One city, at least, has seen the value of that data. When Austin, Texas, analyzed reports of sexual assault in rides and cabs in the narrow window between April and August of 2015, it found five complaints against Uber drivers, two against Lyft drivers, and three against drivers at traditional taxi companies. The Taxicab, Limousine and Paratransit Association, which publicizes horror stories about the ride-hail apps that are taking over its market, has latched onto this news—though spokesman Dave Sutton acknowledges that more information is needed. “Since this issue has become politicized, we do think cities are going to become more aware and will be looking to track this,” he told me.
Austin is one of several cities currently considering whether to make Uber and Lyft fingerprint their drivers as part of their background checks. Uber uses the private company Checkr to conduct the process online; cab companies, most of which run drivers’ fingerprints through police databases, argue that this difference in practice makes their services the safer choice for consumers. San Francisco District Attorney George Gascón has deemed background checks without fingerprints “completely worthless,” and Gascón and the Los Angeles District Attorney sued Uber and Lyft last December for falsely advertising the quality of their background checks. Some critics have argued that fingerprinting would have prevented some of Uber’s worst calamities, such as the death of a 6-year-old in San Francisco in 2014; the man behind the wheel had been convicted of reckless driving in Florida. Uber has made it clear, however, that it considers the time-consuming fingerprint checks bad for business. As Alison Griswold has written for Slate, the company has sometimes resorted to suspending operations in cities that insist on them.

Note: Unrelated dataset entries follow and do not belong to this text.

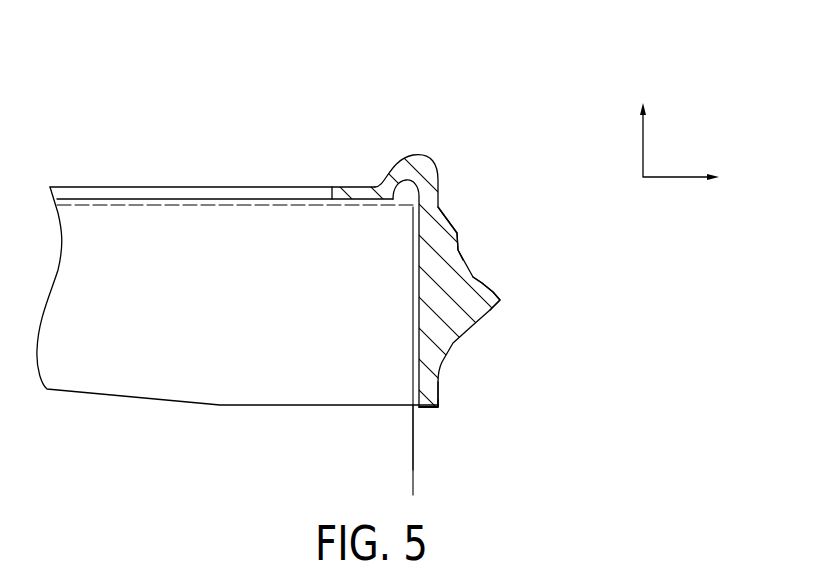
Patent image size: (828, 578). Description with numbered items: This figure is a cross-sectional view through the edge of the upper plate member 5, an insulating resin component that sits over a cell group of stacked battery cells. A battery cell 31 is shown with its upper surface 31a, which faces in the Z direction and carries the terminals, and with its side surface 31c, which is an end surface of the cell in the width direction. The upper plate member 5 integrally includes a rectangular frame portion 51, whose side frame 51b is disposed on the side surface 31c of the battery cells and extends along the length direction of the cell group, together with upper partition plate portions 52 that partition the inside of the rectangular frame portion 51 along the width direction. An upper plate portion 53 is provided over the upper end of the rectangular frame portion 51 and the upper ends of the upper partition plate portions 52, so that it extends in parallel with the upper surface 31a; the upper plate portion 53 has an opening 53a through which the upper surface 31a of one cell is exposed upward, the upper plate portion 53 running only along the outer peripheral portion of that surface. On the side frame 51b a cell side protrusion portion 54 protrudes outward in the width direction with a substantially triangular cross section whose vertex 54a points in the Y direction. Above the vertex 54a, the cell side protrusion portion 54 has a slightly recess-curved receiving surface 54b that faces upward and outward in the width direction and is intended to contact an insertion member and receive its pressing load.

The upper plate member 5 is at (223, 118).
The battery cell 31 is at (413, 472).
The upper surface 31a is at (103, 205).
The side surface 31c is at (413, 437).
The rectangular frame portion 51 is at (440, 392).
The side frame 51b is at (445, 392).
The upper partition plate portion 52 is at (163, 236).
The upper plate portion 53 is at (350, 187).
The opening 53a is at (278, 197).
The cell side protrusion portion 54 is at (502, 330).
The vertex 54a is at (500, 300).
The receiving surface 54b is at (463, 260).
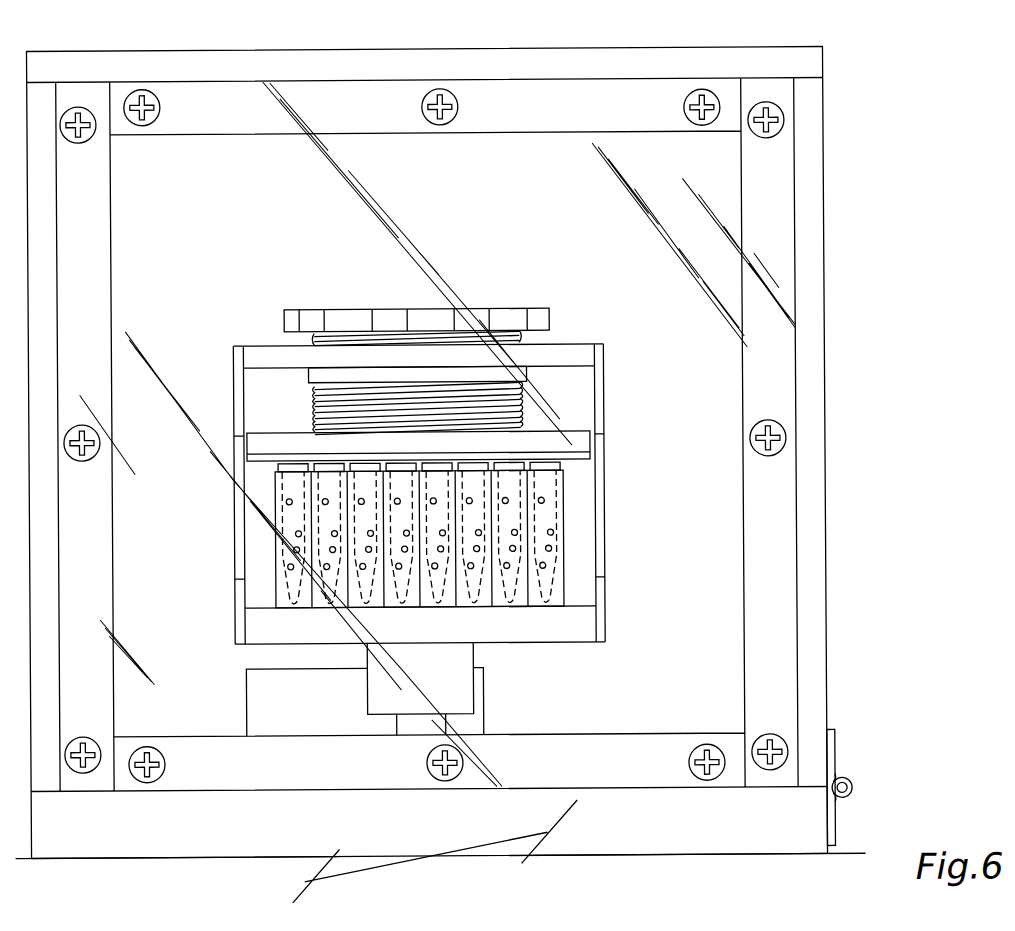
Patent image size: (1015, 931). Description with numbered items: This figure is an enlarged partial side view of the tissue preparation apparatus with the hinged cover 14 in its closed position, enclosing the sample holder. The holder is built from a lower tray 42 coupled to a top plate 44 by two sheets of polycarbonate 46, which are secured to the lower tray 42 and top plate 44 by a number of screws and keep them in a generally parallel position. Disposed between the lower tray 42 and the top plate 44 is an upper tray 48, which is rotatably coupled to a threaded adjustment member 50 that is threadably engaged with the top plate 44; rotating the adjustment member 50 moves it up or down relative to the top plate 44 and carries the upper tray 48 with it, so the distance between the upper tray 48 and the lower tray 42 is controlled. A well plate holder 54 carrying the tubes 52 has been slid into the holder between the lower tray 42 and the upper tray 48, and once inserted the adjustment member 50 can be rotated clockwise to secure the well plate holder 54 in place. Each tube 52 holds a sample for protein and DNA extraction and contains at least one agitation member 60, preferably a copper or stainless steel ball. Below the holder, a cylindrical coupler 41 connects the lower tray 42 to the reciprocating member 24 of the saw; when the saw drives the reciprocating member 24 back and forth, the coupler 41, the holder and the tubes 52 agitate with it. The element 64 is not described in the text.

The hinged cover 14 is at (826, 119).
The reciprocating member 24 is at (414, 728).
The coupler 41 is at (463, 695).
The lower tray 42 is at (572, 630).
The top plate 44 is at (568, 357).
The sheets of polycarbonate 46 is at (242, 532).
The upper tray 48 is at (285, 445).
The threaded adjustment member 50 is at (315, 316).
The tubes 52 is at (543, 542).
The well plate holder 54 is at (563, 512).
The agitation member 60 is at (510, 612).
The platform 64 is at (245, 672).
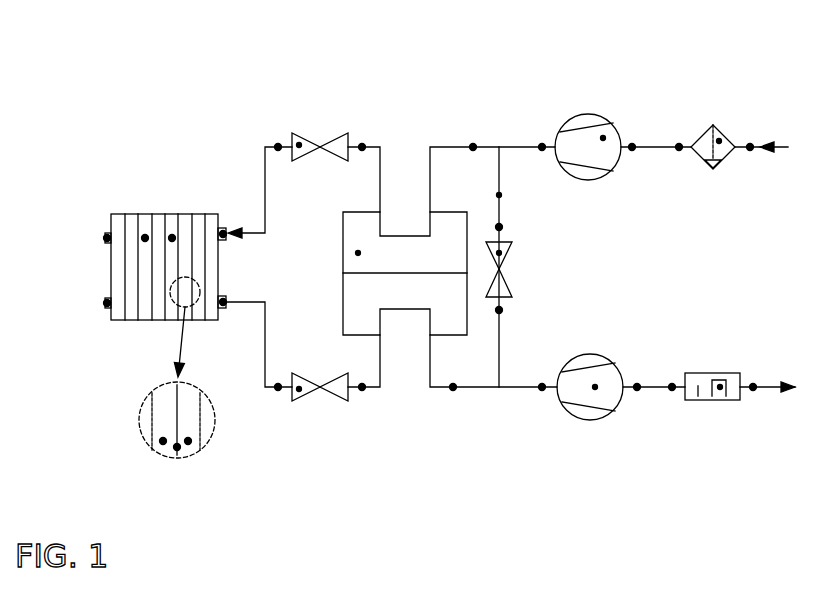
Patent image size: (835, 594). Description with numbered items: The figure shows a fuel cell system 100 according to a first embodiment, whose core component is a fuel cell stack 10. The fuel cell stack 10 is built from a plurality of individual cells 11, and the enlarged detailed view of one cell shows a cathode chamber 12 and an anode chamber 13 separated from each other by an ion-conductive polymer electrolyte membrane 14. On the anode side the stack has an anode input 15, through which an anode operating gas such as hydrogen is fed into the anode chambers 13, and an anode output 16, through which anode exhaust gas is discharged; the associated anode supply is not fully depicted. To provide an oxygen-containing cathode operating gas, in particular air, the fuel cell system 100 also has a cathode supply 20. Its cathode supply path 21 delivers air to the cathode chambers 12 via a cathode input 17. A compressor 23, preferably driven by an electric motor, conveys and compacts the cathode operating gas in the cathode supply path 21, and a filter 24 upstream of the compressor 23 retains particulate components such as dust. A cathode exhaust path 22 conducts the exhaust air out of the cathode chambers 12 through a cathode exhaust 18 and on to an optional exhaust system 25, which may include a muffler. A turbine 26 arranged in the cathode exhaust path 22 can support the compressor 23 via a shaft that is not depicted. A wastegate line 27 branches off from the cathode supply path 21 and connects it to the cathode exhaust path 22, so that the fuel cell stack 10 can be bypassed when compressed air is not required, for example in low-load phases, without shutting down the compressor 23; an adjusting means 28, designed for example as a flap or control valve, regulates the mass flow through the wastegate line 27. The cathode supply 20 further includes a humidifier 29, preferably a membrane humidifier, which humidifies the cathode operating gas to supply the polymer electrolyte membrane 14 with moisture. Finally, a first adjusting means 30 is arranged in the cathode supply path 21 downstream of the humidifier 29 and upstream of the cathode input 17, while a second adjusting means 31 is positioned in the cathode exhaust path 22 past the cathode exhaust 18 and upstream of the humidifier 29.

The fuel cell system 100 is at (212, 82).
The fuel cell stack 10 is at (170, 158).
The individual cells 11 is at (172, 238).
The cathode chamber 12 is at (188, 441).
The anode chamber 13 is at (163, 441).
The ion-conductive polymer electrolyte membrane 14 is at (177, 447).
The anode input 15 is at (105, 237).
The anode output 16 is at (105, 304).
The cathode input 17 is at (223, 232).
The cathode exhaust 18 is at (223, 304).
The cathode supply 20 is at (550, 94).
The cathode supply path 21 is at (474, 145).
The cathode exhaust path 22 is at (452, 389).
The compressor 23 is at (603, 138).
The filter 24 is at (719, 141).
The exhaust system 25 is at (720, 387).
The turbine 26 is at (595, 387).
The wastegate line 27 is at (499, 195).
The adjusting means 28 is at (500, 254).
The humidifier 29 is at (358, 253).
The first adjusting means 30 is at (299, 145).
The second adjusting means 31 is at (299, 389).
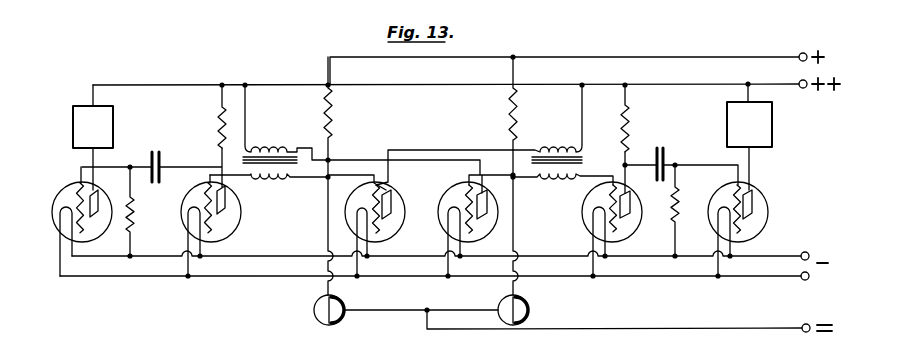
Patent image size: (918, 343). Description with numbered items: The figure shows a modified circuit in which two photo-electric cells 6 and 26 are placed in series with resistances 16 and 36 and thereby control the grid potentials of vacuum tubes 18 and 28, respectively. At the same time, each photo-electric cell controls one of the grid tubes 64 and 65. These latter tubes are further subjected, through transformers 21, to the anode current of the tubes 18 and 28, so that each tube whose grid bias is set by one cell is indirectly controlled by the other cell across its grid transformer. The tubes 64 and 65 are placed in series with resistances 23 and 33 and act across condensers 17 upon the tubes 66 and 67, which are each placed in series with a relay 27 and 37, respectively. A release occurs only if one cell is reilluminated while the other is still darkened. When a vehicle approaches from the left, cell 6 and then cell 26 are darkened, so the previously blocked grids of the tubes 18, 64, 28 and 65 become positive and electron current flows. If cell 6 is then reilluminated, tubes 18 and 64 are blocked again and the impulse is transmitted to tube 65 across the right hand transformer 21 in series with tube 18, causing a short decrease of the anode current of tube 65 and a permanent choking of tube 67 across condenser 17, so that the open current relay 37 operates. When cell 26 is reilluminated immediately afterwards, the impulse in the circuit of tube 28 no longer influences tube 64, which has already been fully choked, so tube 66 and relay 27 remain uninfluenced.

The photo-electric cell 6 is at (313, 310).
The photo-electric cell 26 is at (532, 302).
The resistance 16 is at (333, 118).
The resistance 36 is at (508, 118).
The condenser 17 is at (159, 150).
The vacuum tube 18 is at (400, 204).
The vacuum tube 28 is at (440, 221).
The transformer 21 is at (275, 142).
The resistance 23 is at (217, 120).
The resistance 33 is at (630, 118).
The relay 27 is at (93, 127).
The relay 37 is at (749, 124).
The grid tube 64 is at (182, 216).
The grid tube 65 is at (637, 227).
The tube 66 is at (72, 181).
The tube 67 is at (753, 229).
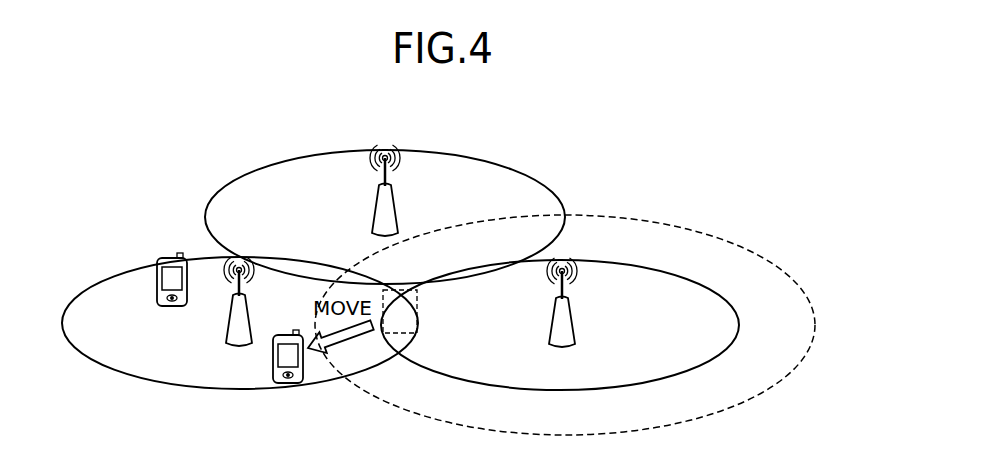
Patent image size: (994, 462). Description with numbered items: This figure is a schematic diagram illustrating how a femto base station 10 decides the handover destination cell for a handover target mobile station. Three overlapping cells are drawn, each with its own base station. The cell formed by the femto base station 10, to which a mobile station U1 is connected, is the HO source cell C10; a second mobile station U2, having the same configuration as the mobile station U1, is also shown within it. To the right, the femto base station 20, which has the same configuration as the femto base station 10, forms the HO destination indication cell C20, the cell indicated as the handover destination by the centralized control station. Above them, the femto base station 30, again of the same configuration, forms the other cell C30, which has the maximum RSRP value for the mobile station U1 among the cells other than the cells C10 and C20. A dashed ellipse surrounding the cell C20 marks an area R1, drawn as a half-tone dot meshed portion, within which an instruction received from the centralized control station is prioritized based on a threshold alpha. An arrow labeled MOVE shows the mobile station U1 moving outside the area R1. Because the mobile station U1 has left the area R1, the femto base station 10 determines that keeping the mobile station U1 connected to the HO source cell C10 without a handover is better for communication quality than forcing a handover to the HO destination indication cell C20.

The femto base station 10 is at (232, 327).
The femto base station 20 is at (566, 320).
The femto base station 30 is at (386, 205).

For its part, Uber claims that its background checks catch things that cab policies miss. In Austin, for example, the company has said that 53 of 163 working taxi drivers who applied to the app failed, 19 of them “because of a recent serious offense … Crimes included felony assaults, DWIs and a hit and run.” Whether or not fingerprint scans are the superior method, as Zaiac pointed out to me, the fact that every Uber ride is tracked on a GPS and recorded in real time, along with the built-in review process, may act as a deterrent to crime. At the Atlantic, LaFrance and Evelethconcluded, “[T]here’s little to suggest that the newest form of ridesharing is significantly riskier than the old one.” Indeed, even with the addition of BuzzFeed’s alarming numbers, the limited information available to compare ride-hail apps and old-school taxis doesn’t show much of anything about how to minimize the risk of sexual violence. Options for those without cars include braving harassment on public transit or braving harassment on foot—a situation that may make you just want to stay home.